Strauss, an amateur pianist who studies with Aronson’s piano teacher and sometimes plays four-hand duos with Aronson, told him that Huberman saved the life of her father, David Gurdshlag, and took him to then-Palestine. “She came to a place in her life where she realized that everyone in her family was alive because of Huberman,” he says. “She realized that it’s tragic that no one today knows who Huberman was. When I discovered there were no books about him in English, and no films about him in any language, we dove in.”

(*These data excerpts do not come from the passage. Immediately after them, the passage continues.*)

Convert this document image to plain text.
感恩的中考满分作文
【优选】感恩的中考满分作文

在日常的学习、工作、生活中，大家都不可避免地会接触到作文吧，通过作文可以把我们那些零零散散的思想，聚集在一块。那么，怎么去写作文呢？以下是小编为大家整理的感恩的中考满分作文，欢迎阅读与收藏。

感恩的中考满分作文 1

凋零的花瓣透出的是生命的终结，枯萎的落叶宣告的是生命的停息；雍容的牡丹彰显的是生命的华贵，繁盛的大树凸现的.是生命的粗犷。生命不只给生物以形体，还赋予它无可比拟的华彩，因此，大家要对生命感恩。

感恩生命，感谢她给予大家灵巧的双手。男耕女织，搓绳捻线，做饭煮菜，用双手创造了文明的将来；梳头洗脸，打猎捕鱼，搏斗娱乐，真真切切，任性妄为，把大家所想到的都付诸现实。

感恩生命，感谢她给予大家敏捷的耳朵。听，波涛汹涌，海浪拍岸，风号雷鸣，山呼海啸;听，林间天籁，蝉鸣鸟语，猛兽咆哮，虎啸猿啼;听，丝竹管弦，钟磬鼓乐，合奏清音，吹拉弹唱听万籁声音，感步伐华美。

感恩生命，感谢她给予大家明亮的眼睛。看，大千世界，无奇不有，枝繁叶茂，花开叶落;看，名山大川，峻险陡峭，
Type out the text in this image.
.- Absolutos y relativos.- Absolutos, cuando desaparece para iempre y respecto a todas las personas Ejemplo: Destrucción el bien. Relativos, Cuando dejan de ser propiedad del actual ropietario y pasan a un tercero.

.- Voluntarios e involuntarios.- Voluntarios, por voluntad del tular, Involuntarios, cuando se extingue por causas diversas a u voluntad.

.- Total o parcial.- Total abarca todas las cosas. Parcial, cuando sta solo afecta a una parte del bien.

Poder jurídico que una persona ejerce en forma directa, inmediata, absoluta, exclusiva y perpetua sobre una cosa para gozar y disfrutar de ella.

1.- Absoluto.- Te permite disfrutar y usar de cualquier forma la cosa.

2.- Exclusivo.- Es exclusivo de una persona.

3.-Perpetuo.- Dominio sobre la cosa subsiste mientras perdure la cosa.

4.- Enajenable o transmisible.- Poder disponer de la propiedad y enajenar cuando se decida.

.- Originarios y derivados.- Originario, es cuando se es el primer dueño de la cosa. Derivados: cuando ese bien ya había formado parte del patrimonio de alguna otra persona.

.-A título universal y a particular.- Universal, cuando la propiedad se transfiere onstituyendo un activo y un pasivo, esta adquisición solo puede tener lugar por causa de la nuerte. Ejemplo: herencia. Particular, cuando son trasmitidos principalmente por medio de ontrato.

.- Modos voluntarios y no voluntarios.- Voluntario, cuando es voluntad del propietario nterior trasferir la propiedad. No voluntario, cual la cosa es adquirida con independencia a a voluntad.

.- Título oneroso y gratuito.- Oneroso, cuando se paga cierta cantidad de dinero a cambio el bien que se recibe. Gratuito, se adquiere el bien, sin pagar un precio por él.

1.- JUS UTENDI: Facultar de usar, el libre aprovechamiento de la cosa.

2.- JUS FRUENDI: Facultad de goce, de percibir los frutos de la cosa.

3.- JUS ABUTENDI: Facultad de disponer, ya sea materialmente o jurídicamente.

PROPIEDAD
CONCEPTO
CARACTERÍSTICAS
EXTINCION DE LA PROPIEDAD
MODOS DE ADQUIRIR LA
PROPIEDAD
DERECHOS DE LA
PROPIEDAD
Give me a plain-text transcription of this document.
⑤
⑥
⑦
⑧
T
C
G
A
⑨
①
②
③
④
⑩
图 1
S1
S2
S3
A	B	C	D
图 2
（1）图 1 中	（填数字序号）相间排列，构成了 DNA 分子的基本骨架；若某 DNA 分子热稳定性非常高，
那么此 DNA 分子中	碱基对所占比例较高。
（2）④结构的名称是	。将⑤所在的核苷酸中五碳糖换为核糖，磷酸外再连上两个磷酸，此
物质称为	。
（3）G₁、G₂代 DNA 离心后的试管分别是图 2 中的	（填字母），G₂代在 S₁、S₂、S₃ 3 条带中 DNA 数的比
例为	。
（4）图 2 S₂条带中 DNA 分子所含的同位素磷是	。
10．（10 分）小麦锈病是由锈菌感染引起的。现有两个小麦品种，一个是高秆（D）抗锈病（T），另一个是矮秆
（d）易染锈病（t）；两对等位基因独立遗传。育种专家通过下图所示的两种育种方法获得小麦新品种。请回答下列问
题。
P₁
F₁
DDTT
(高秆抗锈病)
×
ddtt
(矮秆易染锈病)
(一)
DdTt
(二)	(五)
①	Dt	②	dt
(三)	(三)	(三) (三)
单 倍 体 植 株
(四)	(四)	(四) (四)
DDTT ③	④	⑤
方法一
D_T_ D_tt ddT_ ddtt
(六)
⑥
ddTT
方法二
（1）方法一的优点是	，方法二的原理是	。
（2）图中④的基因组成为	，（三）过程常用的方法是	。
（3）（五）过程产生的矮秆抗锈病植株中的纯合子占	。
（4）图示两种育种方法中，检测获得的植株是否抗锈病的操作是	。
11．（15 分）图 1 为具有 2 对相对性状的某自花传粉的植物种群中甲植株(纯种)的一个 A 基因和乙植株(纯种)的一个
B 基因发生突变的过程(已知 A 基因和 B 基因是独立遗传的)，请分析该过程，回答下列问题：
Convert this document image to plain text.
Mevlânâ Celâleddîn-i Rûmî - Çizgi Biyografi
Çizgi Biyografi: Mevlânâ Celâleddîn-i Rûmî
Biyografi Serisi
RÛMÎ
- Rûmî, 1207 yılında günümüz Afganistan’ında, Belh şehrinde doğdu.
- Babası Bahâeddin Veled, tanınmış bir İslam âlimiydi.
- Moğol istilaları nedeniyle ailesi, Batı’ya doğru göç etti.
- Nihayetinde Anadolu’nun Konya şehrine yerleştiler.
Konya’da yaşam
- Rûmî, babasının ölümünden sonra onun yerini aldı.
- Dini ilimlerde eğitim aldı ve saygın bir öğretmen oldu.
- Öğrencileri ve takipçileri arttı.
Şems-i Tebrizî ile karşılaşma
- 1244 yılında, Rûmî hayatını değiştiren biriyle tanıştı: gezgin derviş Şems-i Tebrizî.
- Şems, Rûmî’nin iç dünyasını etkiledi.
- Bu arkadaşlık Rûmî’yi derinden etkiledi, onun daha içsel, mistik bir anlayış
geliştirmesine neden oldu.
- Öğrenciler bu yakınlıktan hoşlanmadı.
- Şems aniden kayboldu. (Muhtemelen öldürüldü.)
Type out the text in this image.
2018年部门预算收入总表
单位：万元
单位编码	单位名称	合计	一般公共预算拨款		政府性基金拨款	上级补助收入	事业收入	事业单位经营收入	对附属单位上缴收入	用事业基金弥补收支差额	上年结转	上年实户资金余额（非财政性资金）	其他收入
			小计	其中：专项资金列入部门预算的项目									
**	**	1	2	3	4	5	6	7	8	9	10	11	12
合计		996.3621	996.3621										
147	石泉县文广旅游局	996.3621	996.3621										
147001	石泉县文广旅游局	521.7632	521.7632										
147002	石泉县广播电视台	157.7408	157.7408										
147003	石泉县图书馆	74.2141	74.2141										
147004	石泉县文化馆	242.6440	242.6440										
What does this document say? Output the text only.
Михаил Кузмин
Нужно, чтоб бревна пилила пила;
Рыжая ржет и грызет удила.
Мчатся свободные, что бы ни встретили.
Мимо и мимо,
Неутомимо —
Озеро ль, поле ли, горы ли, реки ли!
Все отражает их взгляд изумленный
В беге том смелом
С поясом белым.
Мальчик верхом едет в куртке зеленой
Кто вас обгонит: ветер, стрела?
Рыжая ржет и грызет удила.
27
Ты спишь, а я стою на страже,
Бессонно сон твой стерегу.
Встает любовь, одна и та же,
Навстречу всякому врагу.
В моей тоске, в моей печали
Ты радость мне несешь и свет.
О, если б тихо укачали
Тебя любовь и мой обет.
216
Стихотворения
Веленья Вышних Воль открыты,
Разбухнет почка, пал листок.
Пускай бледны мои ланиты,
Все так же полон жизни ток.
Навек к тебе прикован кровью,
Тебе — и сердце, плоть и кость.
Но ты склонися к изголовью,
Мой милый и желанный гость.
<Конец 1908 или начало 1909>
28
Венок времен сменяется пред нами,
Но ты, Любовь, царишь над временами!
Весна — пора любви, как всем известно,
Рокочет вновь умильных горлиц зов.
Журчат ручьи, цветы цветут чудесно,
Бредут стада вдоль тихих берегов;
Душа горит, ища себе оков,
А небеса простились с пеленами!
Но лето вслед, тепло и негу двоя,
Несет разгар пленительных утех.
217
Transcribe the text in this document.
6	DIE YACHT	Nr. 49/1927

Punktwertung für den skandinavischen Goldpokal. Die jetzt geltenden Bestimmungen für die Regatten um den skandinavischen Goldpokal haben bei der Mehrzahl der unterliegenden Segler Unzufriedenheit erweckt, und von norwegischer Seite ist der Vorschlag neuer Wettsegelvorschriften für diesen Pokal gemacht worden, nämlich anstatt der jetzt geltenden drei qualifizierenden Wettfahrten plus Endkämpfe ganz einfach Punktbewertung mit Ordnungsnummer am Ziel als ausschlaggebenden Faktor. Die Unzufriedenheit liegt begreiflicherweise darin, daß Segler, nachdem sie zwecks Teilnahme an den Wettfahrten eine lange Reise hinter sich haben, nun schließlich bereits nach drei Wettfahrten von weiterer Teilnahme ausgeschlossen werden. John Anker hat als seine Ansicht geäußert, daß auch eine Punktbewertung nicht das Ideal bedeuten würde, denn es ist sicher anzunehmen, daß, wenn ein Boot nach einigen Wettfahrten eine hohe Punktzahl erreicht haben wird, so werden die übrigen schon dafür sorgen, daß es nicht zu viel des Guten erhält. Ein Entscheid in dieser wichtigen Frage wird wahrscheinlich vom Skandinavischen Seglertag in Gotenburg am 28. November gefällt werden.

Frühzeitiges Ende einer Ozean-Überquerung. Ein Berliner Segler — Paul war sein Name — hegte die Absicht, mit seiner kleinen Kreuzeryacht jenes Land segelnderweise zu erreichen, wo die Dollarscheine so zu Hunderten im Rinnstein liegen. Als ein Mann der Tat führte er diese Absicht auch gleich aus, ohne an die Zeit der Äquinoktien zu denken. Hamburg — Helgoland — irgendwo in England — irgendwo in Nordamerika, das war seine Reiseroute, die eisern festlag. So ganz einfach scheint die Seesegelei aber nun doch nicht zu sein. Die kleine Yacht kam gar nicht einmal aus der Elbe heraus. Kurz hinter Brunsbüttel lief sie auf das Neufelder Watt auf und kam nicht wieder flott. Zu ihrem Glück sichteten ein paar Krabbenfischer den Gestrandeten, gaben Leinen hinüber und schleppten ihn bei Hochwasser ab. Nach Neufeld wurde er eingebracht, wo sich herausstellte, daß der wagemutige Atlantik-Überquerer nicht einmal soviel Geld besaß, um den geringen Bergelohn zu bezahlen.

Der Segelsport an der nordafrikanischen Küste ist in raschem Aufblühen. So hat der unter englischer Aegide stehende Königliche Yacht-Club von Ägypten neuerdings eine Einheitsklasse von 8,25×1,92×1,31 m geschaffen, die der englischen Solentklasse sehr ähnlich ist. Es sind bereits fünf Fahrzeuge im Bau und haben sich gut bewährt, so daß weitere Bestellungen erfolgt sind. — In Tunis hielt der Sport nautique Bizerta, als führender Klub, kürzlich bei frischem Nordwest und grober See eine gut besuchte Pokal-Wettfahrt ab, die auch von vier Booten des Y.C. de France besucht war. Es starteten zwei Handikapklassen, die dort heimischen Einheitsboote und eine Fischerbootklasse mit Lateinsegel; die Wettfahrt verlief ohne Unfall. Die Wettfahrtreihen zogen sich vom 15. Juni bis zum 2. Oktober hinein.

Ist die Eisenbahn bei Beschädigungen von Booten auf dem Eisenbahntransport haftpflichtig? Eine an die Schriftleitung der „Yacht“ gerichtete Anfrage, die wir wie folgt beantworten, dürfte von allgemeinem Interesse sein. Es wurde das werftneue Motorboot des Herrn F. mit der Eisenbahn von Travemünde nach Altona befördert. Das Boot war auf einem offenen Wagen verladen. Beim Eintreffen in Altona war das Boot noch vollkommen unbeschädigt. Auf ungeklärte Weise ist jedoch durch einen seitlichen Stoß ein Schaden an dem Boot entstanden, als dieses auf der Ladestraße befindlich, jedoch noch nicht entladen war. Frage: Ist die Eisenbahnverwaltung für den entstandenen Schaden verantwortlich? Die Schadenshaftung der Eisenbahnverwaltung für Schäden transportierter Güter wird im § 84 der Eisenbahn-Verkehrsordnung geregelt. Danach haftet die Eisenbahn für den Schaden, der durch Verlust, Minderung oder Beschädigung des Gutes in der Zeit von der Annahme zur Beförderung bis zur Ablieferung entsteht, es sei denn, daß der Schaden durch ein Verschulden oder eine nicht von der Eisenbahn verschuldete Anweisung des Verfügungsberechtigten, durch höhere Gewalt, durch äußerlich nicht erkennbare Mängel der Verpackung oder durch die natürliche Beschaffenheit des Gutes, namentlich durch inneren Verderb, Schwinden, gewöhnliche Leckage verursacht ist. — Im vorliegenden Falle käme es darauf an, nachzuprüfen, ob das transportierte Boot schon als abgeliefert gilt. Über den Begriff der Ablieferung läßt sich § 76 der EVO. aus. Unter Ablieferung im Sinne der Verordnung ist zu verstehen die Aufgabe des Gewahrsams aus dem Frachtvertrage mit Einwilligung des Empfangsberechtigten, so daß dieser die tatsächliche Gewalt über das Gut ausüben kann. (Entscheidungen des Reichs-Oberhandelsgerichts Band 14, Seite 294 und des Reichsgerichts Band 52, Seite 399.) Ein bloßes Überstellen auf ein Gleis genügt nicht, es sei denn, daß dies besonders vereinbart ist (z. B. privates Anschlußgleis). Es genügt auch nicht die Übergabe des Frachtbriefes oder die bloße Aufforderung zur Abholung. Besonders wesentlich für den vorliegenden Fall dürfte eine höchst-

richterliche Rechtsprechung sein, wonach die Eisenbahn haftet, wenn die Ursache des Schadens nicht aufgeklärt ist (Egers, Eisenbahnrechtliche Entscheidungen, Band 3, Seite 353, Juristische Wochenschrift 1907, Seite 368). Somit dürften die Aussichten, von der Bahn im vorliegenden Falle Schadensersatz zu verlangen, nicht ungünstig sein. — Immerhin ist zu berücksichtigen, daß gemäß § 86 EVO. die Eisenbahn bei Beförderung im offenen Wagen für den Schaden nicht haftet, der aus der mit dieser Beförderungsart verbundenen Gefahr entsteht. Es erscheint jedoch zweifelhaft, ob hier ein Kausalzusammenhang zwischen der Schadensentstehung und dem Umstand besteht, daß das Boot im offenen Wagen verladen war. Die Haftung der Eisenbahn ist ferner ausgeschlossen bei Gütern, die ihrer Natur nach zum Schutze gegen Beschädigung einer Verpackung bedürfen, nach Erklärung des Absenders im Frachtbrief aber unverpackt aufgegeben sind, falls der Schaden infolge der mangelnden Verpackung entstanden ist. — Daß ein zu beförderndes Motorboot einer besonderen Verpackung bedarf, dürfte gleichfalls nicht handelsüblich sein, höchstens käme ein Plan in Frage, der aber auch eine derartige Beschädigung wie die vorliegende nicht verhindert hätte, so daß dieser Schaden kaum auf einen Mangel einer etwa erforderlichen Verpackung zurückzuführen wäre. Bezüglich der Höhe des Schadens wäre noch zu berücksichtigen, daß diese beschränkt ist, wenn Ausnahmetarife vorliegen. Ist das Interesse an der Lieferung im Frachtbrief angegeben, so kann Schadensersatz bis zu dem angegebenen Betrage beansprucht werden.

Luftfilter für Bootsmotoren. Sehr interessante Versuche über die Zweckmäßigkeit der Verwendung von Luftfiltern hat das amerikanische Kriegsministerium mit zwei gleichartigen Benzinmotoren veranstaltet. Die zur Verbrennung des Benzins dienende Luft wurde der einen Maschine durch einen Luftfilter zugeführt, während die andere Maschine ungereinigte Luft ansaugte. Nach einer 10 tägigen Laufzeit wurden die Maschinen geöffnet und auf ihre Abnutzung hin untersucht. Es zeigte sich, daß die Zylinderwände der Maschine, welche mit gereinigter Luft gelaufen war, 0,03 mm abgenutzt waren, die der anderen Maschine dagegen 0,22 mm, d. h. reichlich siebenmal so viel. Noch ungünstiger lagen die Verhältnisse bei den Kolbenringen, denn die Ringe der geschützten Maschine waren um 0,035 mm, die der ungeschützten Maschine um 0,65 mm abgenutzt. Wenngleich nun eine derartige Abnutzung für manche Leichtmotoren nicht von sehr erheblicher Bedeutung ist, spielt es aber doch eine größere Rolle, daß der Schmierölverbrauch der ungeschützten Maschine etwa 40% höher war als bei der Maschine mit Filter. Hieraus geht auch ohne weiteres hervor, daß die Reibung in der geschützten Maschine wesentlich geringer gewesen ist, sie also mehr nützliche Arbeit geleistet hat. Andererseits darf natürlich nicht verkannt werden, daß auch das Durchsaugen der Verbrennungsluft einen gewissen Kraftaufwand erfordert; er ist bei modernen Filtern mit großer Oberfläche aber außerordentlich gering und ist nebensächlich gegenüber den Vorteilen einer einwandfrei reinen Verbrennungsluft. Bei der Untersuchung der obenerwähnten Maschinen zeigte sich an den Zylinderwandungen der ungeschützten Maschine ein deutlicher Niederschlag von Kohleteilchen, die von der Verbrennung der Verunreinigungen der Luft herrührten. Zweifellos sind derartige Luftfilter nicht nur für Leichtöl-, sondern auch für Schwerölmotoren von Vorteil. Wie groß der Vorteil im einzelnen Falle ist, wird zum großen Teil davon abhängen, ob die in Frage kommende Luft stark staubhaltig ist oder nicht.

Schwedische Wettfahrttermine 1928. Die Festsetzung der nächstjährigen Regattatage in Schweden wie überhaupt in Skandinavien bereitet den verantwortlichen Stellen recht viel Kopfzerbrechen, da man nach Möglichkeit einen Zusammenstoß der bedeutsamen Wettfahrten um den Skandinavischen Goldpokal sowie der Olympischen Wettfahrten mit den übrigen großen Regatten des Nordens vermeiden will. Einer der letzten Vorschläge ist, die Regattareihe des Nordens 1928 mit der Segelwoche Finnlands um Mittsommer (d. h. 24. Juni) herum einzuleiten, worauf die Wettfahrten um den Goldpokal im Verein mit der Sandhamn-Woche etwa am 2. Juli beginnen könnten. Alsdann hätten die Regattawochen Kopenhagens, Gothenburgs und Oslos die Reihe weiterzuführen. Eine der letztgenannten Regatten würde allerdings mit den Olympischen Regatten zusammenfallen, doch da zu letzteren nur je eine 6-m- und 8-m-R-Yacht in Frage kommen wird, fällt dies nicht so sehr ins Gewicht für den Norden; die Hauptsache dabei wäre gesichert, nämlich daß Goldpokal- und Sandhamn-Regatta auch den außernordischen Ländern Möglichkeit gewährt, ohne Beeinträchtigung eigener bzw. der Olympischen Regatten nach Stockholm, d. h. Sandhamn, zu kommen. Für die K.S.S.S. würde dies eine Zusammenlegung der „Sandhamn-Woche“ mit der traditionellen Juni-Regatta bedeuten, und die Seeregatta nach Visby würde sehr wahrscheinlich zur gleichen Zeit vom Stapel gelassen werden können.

“It’s tragic that no one today knows who Huberman was.” – Director Josh Aronson

As Aronson soon learned, even as Huberman toured Europe and the U.S. in the 1920s and early ’30s, sometimes performing private concerts for royal families, he carried within him memories of the horrific pogroms in Poland in the 1890s, as well as the human cost of World War I. When he became aware of the anti-Semitic storm that was advancing through Germany, and saw Hitler forcing Jewish musicians out of the great German orchestras, he took it upon himself to rescue some of the finest Jewish musicians in Germany and Poland by recruiting them for his new orchestra, the Palestine Philharmonic.

“I think he pictured that the swing of the pendulum was going to go much worse,” says Aronson. “He first began writing about it in 1935–1936, when he said, ‘This is becoming a mission of rescue.’ But still, he was just guessing.”

Huberman’s dedication to humanity lies at the heart of the documentary. After a slow opening segment, the story becomes riveting.

Huberman’s dedication to humanity lies at the heart of the documentary. After a slow opening segment, the story becomes riveting. We experience Huberman, with the help of the noted conductor William Steinberg, basically poaching people from the Jüdische Kulturbund, a cultural federation of Jewish artists, musicians, and actors that many naively thought would save German Jews from the Nazis. As we view re-creations of Huberman auditioning musicians, we feel his anguish at the knowledge of the then-unimaginable persecution that those who do not make the grade may experience. Interviews with Itzhak Perlman, Joshua Bell (who owns the Stradivarius violin that Huberman once possessed), Zubin Mehta, historian/conductor Leon Botstein, and others are interspersed with footage that shows conductor Arturo Toscanini, a staunch resistor of Nazi oppression, conducting the Palestine Philharmonic’s inaugural concert in Tel Aviv on Dec. 26, 1936.

While Orchestra of Exiles airs in New York City on Sunday, April 14, at 10 p.m. ET, the Bay Area’s KQED-TV has shamefully ghettoized it — as it does with much of its classical music programming; KQED airs it Monday, April 15, at 6:30 a.m. and 12:30 p.m. Those who cannot record it, nor catch it at Larkspur’s Lark Theater (where its run will probably be extended past April 4), can expect an overwhelmingly positive reception that will pave the way for multiple rebroadcasts and more commercial releases. Huberman’s mission is a deeply moving story that must be told.